Это Георгу и не удивило, и не обидело: к чему-то в этом роде он, сознательно или бессознательно, стремился и сам, смутно чувствуя, что это — единственный способ избавиться от борчалинца, терпеть которого ему становилось все трудней. Чувствовал он и то, что вызвано это было его дружбой с майором, — до этого он ведь как-то уж приспособился к существованию, к неизбежности борчалинца, находившегося в доме с тех пор, как он себя помнил. Представить себе жизнь без этого человека он мог разве что в мечтах, но это и были лишь мечты, вызванные желанием воскресить образ умершего до его рождения отца, — единственным, что делало их такими убедительными и привлекательными. И все-таки жизнь была совсем иной, чем мечта, в жизни все происходило иначе — об этом Георга уже догадывался, это его удивлять уже перестало.
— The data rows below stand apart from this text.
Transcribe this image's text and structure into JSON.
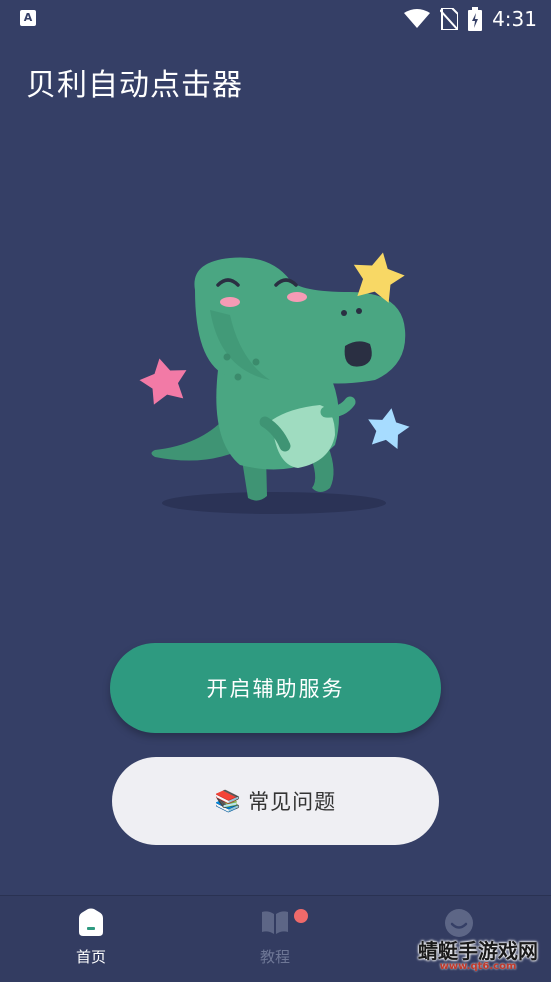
{
  "status_bar": {
    "time": "4:31",
    "notification_icon": "a-letter-icon",
    "icons": [
      "wifi-icon",
      "no-sim-icon",
      "battery-charging-icon"
    ]
  },
  "app": {
    "title": "贝利自动点击器"
  },
  "illustration": {
    "name": "dinosaur-mascot"
  },
  "actions": {
    "enable_service_label": "开启辅助服务",
    "faq_emoji": "📚",
    "faq_label": "常见问题"
  },
  "bottom_nav": {
    "items": [
      {
        "label": "首页",
        "icon": "home-icon",
        "active": true
      },
      {
        "label": "教程",
        "icon": "book-icon",
        "active": false,
        "badge": true
      },
      {
        "label": "",
        "icon": "smiley-icon",
        "active": false
      }
    ]
  },
  "watermark": {
    "text": "蜻蜓手游戏网",
    "url": "www.qt6.com"
  },
  "colors": {
    "background": "#353f66",
    "primary_button": "#2e9a80",
    "secondary_button": "#efeff3",
    "badge": "#ef6a6a"
  }
}
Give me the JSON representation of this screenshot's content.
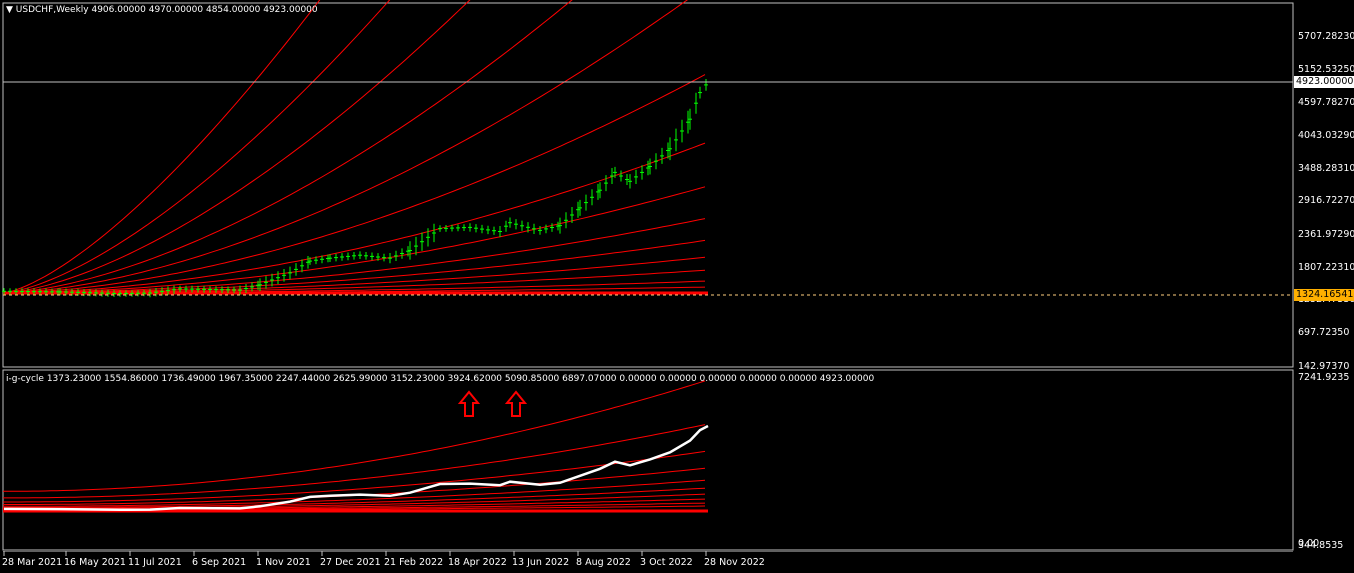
{
  "main": {
    "header": "USDCHF,Weekly  4906.00000 4970.00000 4854.00000 4923.00000",
    "price_labels": [
      "5707.28230",
      "5152.53250",
      "4597.78270",
      "4043.03290",
      "3488.28310",
      "2916.72270",
      "2361.97290",
      "1807.22310",
      "1252.47330",
      "697.72350",
      "142.97370"
    ],
    "current_price": "4923.00000",
    "level_price": "1324.16541",
    "colors": {
      "background": "#000000",
      "grid_lines": "#ff0000",
      "candles": "#00ff00",
      "level_line": "#ffd080",
      "current_line": "#c0c0c0"
    }
  },
  "indicator": {
    "header": "i-g-cycle 1373.23000 1554.86000 1736.49000 1967.35000 2247.44000 2625.99000 3152.23000 3924.62000 5090.85000 6897.07000 0.00000 0.00000 0.00000 0.00000 0.00000 4923.00000",
    "top_label": "7241.9235",
    "bottom_label_a": "0.00",
    "bottom_label_b": "344.8535"
  },
  "time_axis": [
    "28 Mar 2021",
    "16 May 2021",
    "11 Jul 2021",
    "6 Sep 2021",
    "1 Nov 2021",
    "27 Dec 2021",
    "21 Feb 2022",
    "18 Apr 2022",
    "13 Jun 2022",
    "8 Aug 2022",
    "3 Oct 2022",
    "28 Nov 2022"
  ],
  "chart_data": [
    {
      "type": "candlestick",
      "title": "USDCHF,Weekly",
      "ohlc_last": {
        "open": 4906.0,
        "high": 4970.0,
        "low": 4854.0,
        "close": 4923.0
      },
      "ylim": [
        142.9737,
        5707.2823
      ],
      "x": [
        "2021-03-28",
        "2021-05-16",
        "2021-07-11",
        "2021-09-06",
        "2021-10-04",
        "2021-11-01",
        "2021-11-15",
        "2021-12-27",
        "2022-02-21",
        "2022-04-11",
        "2022-04-18",
        "2022-06-13",
        "2022-07-04",
        "2022-08-08",
        "2022-08-29",
        "2022-09-12",
        "2022-10-03",
        "2022-10-31",
        "2022-11-14",
        "2022-11-28"
      ],
      "close": [
        1390,
        1370,
        1360,
        1400,
        1480,
        1900,
        2050,
        1980,
        2150,
        2520,
        2480,
        2600,
        2500,
        3000,
        3450,
        3150,
        3650,
        4150,
        4600,
        4923
      ]
    },
    {
      "type": "line",
      "title": "i-g-cycle",
      "levels": [
        1373.23,
        1554.86,
        1736.49,
        1967.35,
        2247.44,
        2625.99,
        3152.23,
        3924.62,
        5090.85,
        6897.07,
        0,
        0,
        0,
        0,
        0,
        4923.0
      ],
      "ylim": [
        0,
        7241.9235
      ]
    }
  ]
}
Мечта была наградой, даруемой богом людям, приспособившимся к жизни, — и Георга приспособлялся к жизни, чтоб сохранить свою мечту. Да, он приспособлялся к жизни, к судьбе, но появление майора вновь пробудило в нем желание бороться, вырваться из когтей судьбы! Теперь, возвращаясь после встреч с майором, оставаясь один, Георга дивился тому, как он мог столько времени выносить своего недруга, терпеть тряску на его коленях, щекотку его толстых пальцев. Но раньше Георга был мал, глуп, главное — рядом с ним не было майора; теперь же… теперь он приставил палец к потному лбу борчалинца и сказал: «Вот куда я тебе пулю влеплю!» Георга уже нанюхался порохового дыма, и его плечо все время ныло от резких толчков приклада.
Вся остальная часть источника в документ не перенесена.